A aplicação da Teoria dos Sistemas na Geografia, apesar de passível de críticas, obtém maior sucesso na explicação da realidade, por conta da complexidade da maior parte dos fenômenos estudados pela Geografia, em geral sujeitos a ação de um grande número de elementos e variáveis internos e externos aos sistemas geográficos.

Isso se torna ainda mais evidente a partir da constatação de que como ciência social, a Geografia estuda sistemas sociais e portanto sistemas sujeitos tanto a ação de elementos e fluxos naturais de matéria e energia quanto a elementos e fluxos de matéria, informação e energia socioeconômicos e culturais carregados de intencionalidade e que portanto não podem ser reduzidas a simples regras de causa e efeito.

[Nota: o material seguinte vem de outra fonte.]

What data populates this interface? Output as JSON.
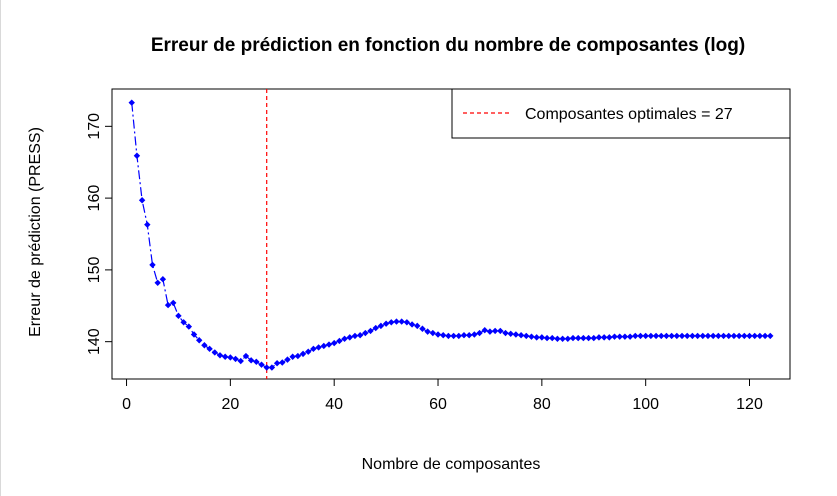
{
  "chart_data": {
    "type": "line",
    "title": "Erreur de prédiction en fonction du nombre de composantes (log)",
    "xlabel": "Nombre de composantes",
    "ylabel": "Erreur de prédiction (PRESS)",
    "xlim": [
      -2.8,
      127.8
    ],
    "ylim": [
      134.8,
      175.2
    ],
    "xticks": [
      0,
      20,
      40,
      60,
      80,
      100,
      120
    ],
    "yticks": [
      140,
      150,
      160,
      170
    ],
    "grid": false,
    "legend_position": "top-right",
    "series": [
      {
        "name": "",
        "color": "#0000ff",
        "line_style": "dashdot",
        "marker": "diamond",
        "x": [
          1,
          2,
          3,
          4,
          5,
          6,
          7,
          8,
          9,
          10,
          11,
          12,
          13,
          14,
          15,
          16,
          17,
          18,
          19,
          20,
          21,
          22,
          23,
          24,
          25,
          26,
          27,
          28,
          29,
          30,
          31,
          32,
          33,
          34,
          35,
          36,
          37,
          38,
          39,
          40,
          41,
          42,
          43,
          44,
          45,
          46,
          47,
          48,
          49,
          50,
          51,
          52,
          53,
          54,
          55,
          56,
          57,
          58,
          59,
          60,
          61,
          62,
          63,
          64,
          65,
          66,
          67,
          68,
          69,
          70,
          71,
          72,
          73,
          74,
          75,
          76,
          77,
          78,
          79,
          80,
          81,
          82,
          83,
          84,
          85,
          86,
          87,
          88,
          89,
          90,
          91,
          92,
          93,
          94,
          95,
          96,
          97,
          98,
          99,
          100,
          101,
          102,
          103,
          104,
          105,
          106,
          107,
          108,
          109,
          110,
          111,
          112,
          113,
          114,
          115,
          116,
          117,
          118,
          119,
          120,
          121,
          122,
          123,
          124
        ],
        "y": [
          173.3,
          165.9,
          159.7,
          156.3,
          150.7,
          148.2,
          148.7,
          145.1,
          145.4,
          143.6,
          142.7,
          142.1,
          141.0,
          140.2,
          139.5,
          139.0,
          138.5,
          138.1,
          137.9,
          137.8,
          137.6,
          137.3,
          138.0,
          137.4,
          137.2,
          136.8,
          136.4,
          136.4,
          137.0,
          137.1,
          137.5,
          137.9,
          138.0,
          138.3,
          138.6,
          139.0,
          139.2,
          139.4,
          139.6,
          139.8,
          140.1,
          140.4,
          140.6,
          140.8,
          140.9,
          141.2,
          141.5,
          141.9,
          142.2,
          142.5,
          142.7,
          142.8,
          142.8,
          142.7,
          142.4,
          142.2,
          141.8,
          141.4,
          141.2,
          141.0,
          140.9,
          140.8,
          140.8,
          140.8,
          140.9,
          140.9,
          141.0,
          141.2,
          141.6,
          141.4,
          141.5,
          141.5,
          141.2,
          141.1,
          141.0,
          140.9,
          140.8,
          140.7,
          140.6,
          140.6,
          140.5,
          140.5,
          140.4,
          140.4,
          140.4,
          140.5,
          140.5,
          140.5,
          140.5,
          140.5,
          140.6,
          140.6,
          140.6,
          140.7,
          140.7,
          140.7,
          140.7,
          140.8,
          140.8,
          140.8,
          140.8,
          140.8,
          140.8,
          140.8,
          140.8,
          140.8,
          140.8,
          140.8,
          140.8,
          140.8,
          140.8,
          140.8,
          140.8,
          140.8,
          140.8,
          140.8,
          140.8,
          140.8,
          140.8,
          140.8,
          140.8,
          140.8,
          140.8,
          140.8
        ]
      }
    ],
    "vline": {
      "x": 27,
      "color": "#ff0000",
      "line_style": "dashed"
    },
    "legend": [
      {
        "label": "Composantes optimales = 27",
        "color": "#ff0000",
        "line_style": "dashed"
      }
    ]
  }
}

O Paradigma Holístico e a Teoria Geral dos Sistemas gestada sob ele, se apresentam, deste modo, como alternativas de superação da dicotomia Geografia Física/Humana e da herança reducionista do paradigma newtoniano-cartesiano, a superespecialização das áreas científicas, que afetava em especial a Geografia.

Apesar disso, a introdução desse novo paradigma na Geografia brasileira teve como resposta fortes resistências da comunidade científica. No país, a Teoria dos Sistemas foi introduzida na Geografia, sobretudo, em duas vertentes diferentes: a primeira vertente, afinada com as escolas de análise integrada da paisagem de origem europeia e com a metodologia geossistêmica franco-soviética, que no país teve Monteiro (2000), como seu principal expoente; a segunda grande vertente, que obteve maior expansão no país, estava mais ligada a New Geography norte- americana, e foi trazida principalmente por Christofoletti (1971; 1976).

Segundo Moragas (2005), a resistência a esse novo paradigma provém provavelmente da expansão da Geografia Crítica no Brasil, corrente que associou a Teoria dos Sistemas à corrente Teorético Quantitativista, que além de disputar espaço com a Geografia Crítica, como modelo de compreensão do objeto da Geografia, ainda era vista pelos geógrafos críticos como justificadora das ações do Estado e do Capital em detrimento dos outros setores da sociedade.

Apesar da grande resistência, os problemas ambientais, tanto locais quanto globais, tornaram cada vez mais evidente a necessidade da visão holística do espaço geográfico e o paradigma sistêmico vem ganhando força nas últimas décadas, orientado no país, tanto pelas corrente teorético-quantitativista quanto pelas escolas de análise integrada da paisagem, incluindo ai o estudo dos Geossistemas, (BERTRAND, 1972), a Ecodinâmica (TRICART, 1977), a Ecogeografia (ROSS, 2006), a Geoecologia (RODRIGUEZ, et al., 2010B) e as análises integradas das bacias hidrográficas.